Penn Hills’ residents not only shrugged off collective responsibilities for their town; they also combined their poor waste management with racial aggression. In the 1960s, leaders rezoned a ravine so that builders dumped their toxic, flammable construction rubbish next to a Black neighborhood; infected insects bit local children, and underground fires mysteriously broke out. In the following decades, more Black home-seekers arrived in Penn Hills ready to pay the town’s now-depressed home values. As their children enrolled and the school became diverse, however, its teaching staff did not. Meanwhile, the school district’s debts exploded to $172 million, submitting the town to possible state takeover. By 2018 when Bethany Smith, her mother, and young son moved into Herold’s former home, the town presented a respite from the high rents of Pittsburgh’s gentrifying East End, but it was no longer a launching pad for future generations, as it had been for Herold’s own family. It was more of a setup than an escape.

Just outside Atlanta, Georgia, Nika and Anthony Robinson may have been laureled with significant degrees and fancy jobs, but, as Herold describes, they too were forced to confront suburban faithlessness. The Robinsons moved to northern Gwinnet County in 2019 when Nika Robinson was tackling graduate studies in epidemiology and Anthony was climbing the corporate ladder. The suburbs represented the next, obvious, step up in their ascent, a confidence that was shared and accepted. “We were very optimistic then. Sky was the limit,” a friend of the Robinsons told Herold.

Families like the Robinsons—upper middle class and focused on more for their children—are common among the Black, brown, Asian, and multiracial suburbanites who now make up nearly half of the populations living outside the major metro areas.
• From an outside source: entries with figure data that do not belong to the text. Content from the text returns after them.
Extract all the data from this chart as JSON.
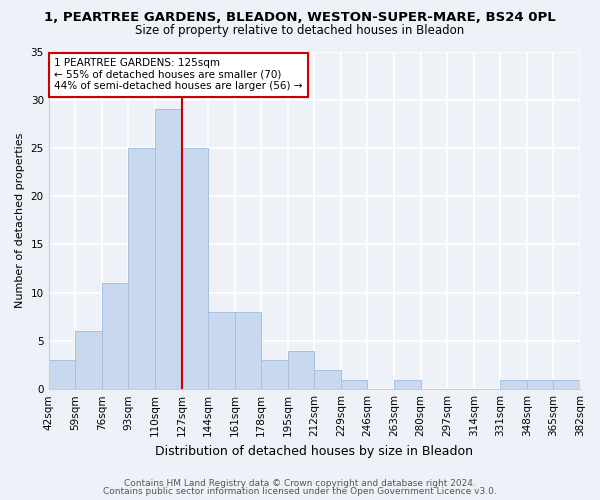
{
  "title": "1, PEARTREE GARDENS, BLEADON, WESTON-SUPER-MARE, BS24 0PL",
  "subtitle": "Size of property relative to detached houses in Bleadon",
  "xlabel": "Distribution of detached houses by size in Bleadon",
  "ylabel": "Number of detached properties",
  "bar_color": "#c8d9ef",
  "bar_edge_color": "#a8c0df",
  "bin_edges": [
    42,
    59,
    76,
    93,
    110,
    127,
    144,
    161,
    178,
    195,
    212,
    229,
    246,
    263,
    280,
    297,
    314,
    331,
    348,
    365,
    382
  ],
  "bar_heights": [
    3,
    6,
    11,
    25,
    29,
    25,
    8,
    8,
    3,
    4,
    2,
    1,
    0,
    1,
    0,
    0,
    0,
    1,
    1,
    1
  ],
  "vline_x": 127,
  "vline_color": "#cc0000",
  "ylim": [
    0,
    35
  ],
  "annotation_text": "1 PEARTREE GARDENS: 125sqm\n← 55% of detached houses are smaller (70)\n44% of semi-detached houses are larger (56) →",
  "annotation_box_color": "#ffffff",
  "annotation_box_edge": "#cc0000",
  "footer_line1": "Contains HM Land Registry data © Crown copyright and database right 2024.",
  "footer_line2": "Contains public sector information licensed under the Open Government Licence v3.0.",
  "bg_color": "#eef2f8",
  "plot_bg_color": "#eef2f8",
  "tick_labels": [
    "42sqm",
    "59sqm",
    "76sqm",
    "93sqm",
    "110sqm",
    "127sqm",
    "144sqm",
    "161sqm",
    "178sqm",
    "195sqm",
    "212sqm",
    "229sqm",
    "246sqm",
    "263sqm",
    "280sqm",
    "297sqm",
    "314sqm",
    "331sqm",
    "348sqm",
    "365sqm",
    "382sqm"
  ],
  "yticks": [
    0,
    5,
    10,
    15,
    20,
    25,
    30,
    35
  ],
  "title_fontsize": 9.5,
  "subtitle_fontsize": 8.5,
  "ylabel_fontsize": 8,
  "xlabel_fontsize": 9,
  "tick_fontsize": 7.5,
  "annotation_fontsize": 7.5,
  "footer_fontsize": 6.5
}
This migration, the sociologist L’Heureux Lewis-McCoy wrote in Inequality in the Promised Land, is frequently driven by a hope that “suburbia would serve as a buffer” against the racism that they and their elders had experienced in cities. Professional achievements and financial success would ease access to generous homes and strong schools once reserved for whites, these families expected. Only after they’d unpacked their moving boxes did the reality become clear.